Yesterday I rode her very carefully and precisely in our dressage arena, mostly at the walk, mostly working on an exercise Betty gave me in Florida that is easy to do but hard to do right. Chin up, I tell myself. A boob on each shoulder. (Don't ask; it makes sense to me.) Keep your hips swinging. But doing all that at once is like walking and chewing gum at the same time, and I manage to screw it up. Sarah's back goes tense: I've stopped my hips. I lose her shoulder: I'm looking down. I lose her hind end: could be anything. After awhile Sarah, who actually only wants to jump things, grew so frustrated she let out a huge buck and nearly had me off.

"I hope you smacked her," my daughter said. I said no; it had not been a smacking sort of a day. You pick your battles with horses. Especially mares.

So now we're walking, walking, clomp clomp on the concrete, and Sarah is sighing with the sameness of it all. I'd latched the stall doors but not double latched them, and Mickey, who's done eating and is dying to know why Sarah's on the driveway, wiggles the bolt loose. He bursts into the field like the racehorse he used to be. This livens things up. Sarah wheels around. Mickey farts, bucks, rears. He races along the pasture fence beside the driveway. See, Sarah, I'm faster. I'm faster. I'm winning.

It's so annoying. Sarah can't go faster, because I'm holding her back. She never does beat him anyway. Pal hangs his head over his stall door, chewing. He could be watching a good movie from the look on his face. Mickey runs, spooks at the overturned trough--"it's not even in your field, doofus," I yell--bucks, runs some more.
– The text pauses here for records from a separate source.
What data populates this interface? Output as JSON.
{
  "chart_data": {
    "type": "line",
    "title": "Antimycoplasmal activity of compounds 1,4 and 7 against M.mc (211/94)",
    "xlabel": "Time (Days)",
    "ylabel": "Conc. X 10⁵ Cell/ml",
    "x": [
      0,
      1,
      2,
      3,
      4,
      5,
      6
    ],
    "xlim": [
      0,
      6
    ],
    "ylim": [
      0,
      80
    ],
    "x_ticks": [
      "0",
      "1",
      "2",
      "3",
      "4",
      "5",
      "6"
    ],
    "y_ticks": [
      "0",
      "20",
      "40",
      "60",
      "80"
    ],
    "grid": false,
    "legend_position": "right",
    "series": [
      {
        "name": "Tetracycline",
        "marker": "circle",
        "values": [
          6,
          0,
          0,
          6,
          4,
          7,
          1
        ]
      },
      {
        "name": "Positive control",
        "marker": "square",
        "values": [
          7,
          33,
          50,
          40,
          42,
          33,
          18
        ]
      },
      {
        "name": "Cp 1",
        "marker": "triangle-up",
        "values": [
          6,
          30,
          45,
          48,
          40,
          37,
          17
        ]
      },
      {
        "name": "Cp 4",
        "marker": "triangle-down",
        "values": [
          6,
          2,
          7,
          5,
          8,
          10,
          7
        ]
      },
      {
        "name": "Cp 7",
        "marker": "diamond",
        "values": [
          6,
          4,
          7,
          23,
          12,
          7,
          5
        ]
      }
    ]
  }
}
It's no wonder that of all the horses, he's the only one we can't keep weight on. He never stops moving.

Sarah and I finish her walk. She sighs and lowers her head so I'll pet her. When I turn her out, she marches straight to the pony paddock side of the pasture. She stares hard at the overturned water trough, then, snorting, runs down the field, Mickey and Pal trailing behind her.

It's very good to be on a farm in the spring.